According to Cade’s technical review, B3’s conduct “artificially raises entry and expansion barriers, hindering the performance of new agents and perpetuating B3’s dominance in critical segments of financial market infrastructure.” The report said the interoperability issues in settlement systems have delayed CSD BR’s operations and continue to prevent its effective participation in the depository market.
Alleged abusive practices
Investigators say B3 has used its incumbency in asset registration and its monopoly in other infrastructure markets to offer commercial terms competitors cannot match. The SG cited tactics such as bundled sales, conditional discounts (mixed bundling), exclusivity clauses and client loyalty mechanisms that restrict customer choice.
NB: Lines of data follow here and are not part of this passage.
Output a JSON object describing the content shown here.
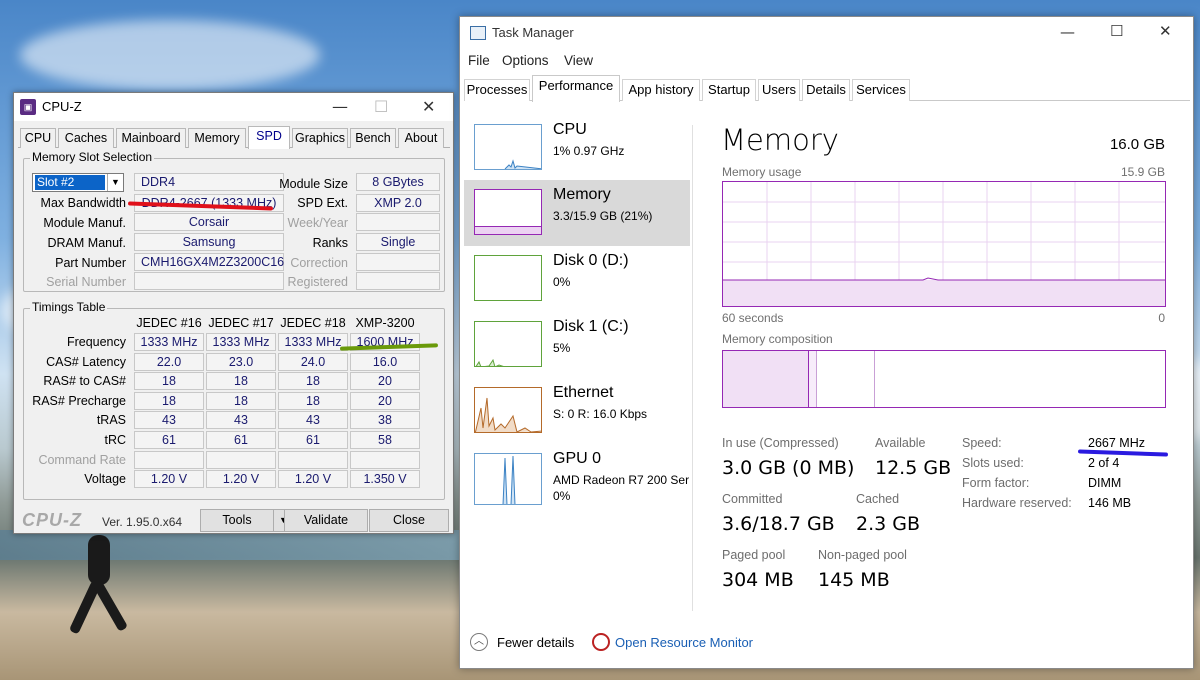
{
  "cpuz": {
    "title": "CPU-Z",
    "tabs": [
      "CPU",
      "Caches",
      "Mainboard",
      "Memory",
      "SPD",
      "Graphics",
      "Bench",
      "About"
    ],
    "active_tab": "SPD",
    "slot_group_label": "Memory Slot Selection",
    "slot_value": "Slot #2",
    "mem_type": "DDR4",
    "labels": {
      "max_bandwidth": "Max Bandwidth",
      "module_manuf": "Module Manuf.",
      "dram_manuf": "DRAM Manuf.",
      "part_number": "Part Number",
      "serial_number": "Serial Number",
      "module_size": "Module Size",
      "spd_ext": "SPD Ext.",
      "week_year": "Week/Year",
      "ranks": "Ranks",
      "correction": "Correction",
      "registered": "Registered"
    },
    "values": {
      "max_bandwidth": "DDR4-2667 (1333 MHz)",
      "module_manuf": "Corsair",
      "dram_manuf": "Samsung",
      "part_number": "CMH16GX4M2Z3200C16",
      "module_size": "8 GBytes",
      "spd_ext": "XMP 2.0",
      "ranks": "Single"
    },
    "timings_label": "Timings Table",
    "timing_headers": [
      "JEDEC #16",
      "JEDEC #17",
      "JEDEC #18",
      "XMP-3200"
    ],
    "timing_rows": [
      {
        "label": "Frequency",
        "values": [
          "1333 MHz",
          "1333 MHz",
          "1333 MHz",
          "1600 MHz"
        ],
        "dim": false
      },
      {
        "label": "CAS# Latency",
        "values": [
          "22.0",
          "23.0",
          "24.0",
          "16.0"
        ],
        "dim": false
      },
      {
        "label": "RAS# to CAS#",
        "values": [
          "18",
          "18",
          "18",
          "20"
        ],
        "dim": false
      },
      {
        "label": "RAS# Precharge",
        "values": [
          "18",
          "18",
          "18",
          "20"
        ],
        "dim": false
      },
      {
        "label": "tRAS",
        "values": [
          "43",
          "43",
          "43",
          "38"
        ],
        "dim": false
      },
      {
        "label": "tRC",
        "values": [
          "61",
          "61",
          "61",
          "58"
        ],
        "dim": false
      },
      {
        "label": "Command Rate",
        "values": [
          "",
          "",
          "",
          ""
        ],
        "dim": true
      },
      {
        "label": "Voltage",
        "values": [
          "1.20 V",
          "1.20 V",
          "1.20 V",
          "1.350 V"
        ],
        "dim": false
      }
    ],
    "brand": "CPU-Z",
    "version": "Ver. 1.95.0.x64",
    "tools_label": "Tools",
    "validate_label": "Validate",
    "close_label": "Close"
  },
  "tm": {
    "title": "Task Manager",
    "menu": [
      "File",
      "Options",
      "View"
    ],
    "tabs": [
      "Processes",
      "Performance",
      "App history",
      "Startup",
      "Users",
      "Details",
      "Services"
    ],
    "active_tab": "Performance",
    "side": [
      {
        "name": "CPU",
        "sub": "1% 0.97 GHz",
        "sub2": ""
      },
      {
        "name": "Memory",
        "sub": "3.3/15.9 GB (21%)",
        "sub2": ""
      },
      {
        "name": "Disk 0 (D:)",
        "sub": "0%",
        "sub2": ""
      },
      {
        "name": "Disk 1 (C:)",
        "sub": "5%",
        "sub2": ""
      },
      {
        "name": "Ethernet",
        "sub": "S: 0 R: 16.0 Kbps",
        "sub2": ""
      },
      {
        "name": "GPU 0",
        "sub": "AMD Radeon R7 200 Ser",
        "sub2": "0%"
      }
    ],
    "main_title": "Memory",
    "total": "16.0 GB",
    "usage_label": "Memory usage",
    "usage_max": "15.9 GB",
    "usage_level": 0.21,
    "axis_left": "60 seconds",
    "axis_right": "0",
    "composition_label": "Memory composition",
    "stats": {
      "in_use_label": "In use (Compressed)",
      "in_use": "3.0 GB (0 MB)",
      "available_label": "Available",
      "available": "12.5 GB",
      "committed_label": "Committed",
      "committed": "3.6/18.7 GB",
      "cached_label": "Cached",
      "cached": "2.3 GB",
      "paged_label": "Paged pool",
      "paged": "304 MB",
      "nonpaged_label": "Non-paged pool",
      "nonpaged": "145 MB"
    },
    "kv": [
      {
        "label": "Speed:",
        "value": "2667 MHz"
      },
      {
        "label": "Slots used:",
        "value": "2 of 4"
      },
      {
        "label": "Form factor:",
        "value": "DIMM"
      },
      {
        "label": "Hardware reserved:",
        "value": "146 MB"
      }
    ],
    "fewer_details": "Fewer details",
    "open_monitor": "Open Resource Monitor"
  }
}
“These practices directly harm competition in the financial market, limiting the ability of new participants to compete under fair and efficient conditions,” the SG said. The watchdog noted that such behavior increases costs for financial institutions, insurers and their clients.
B3’s next steps
With the case formally opened, B3 has 30 days to present its defense, including potential evidence and up to three witnesses for Cade to hear at its headquarters in Brasília.
CSD BR’s challenge
CSD BR, backed by Santander Corretora (SANB11.SA) and CME Group Inc. (CME), among other investors, secured authorization from Brazil’s central bank in December 2024 to operate a clearing system and act as a central securities depository. The company’s president, Edivar Queiroz, said it is building the infrastructure required to compete head-to-head with B3 by 2027. “We are developing all the necessary structure to compete on equal terms,” he said.
The outcome of Cade’s probe will determine whether CSD BR can secure a foothold in Brazil’s highly concentrated financial infrastructure market, long dominated by B3.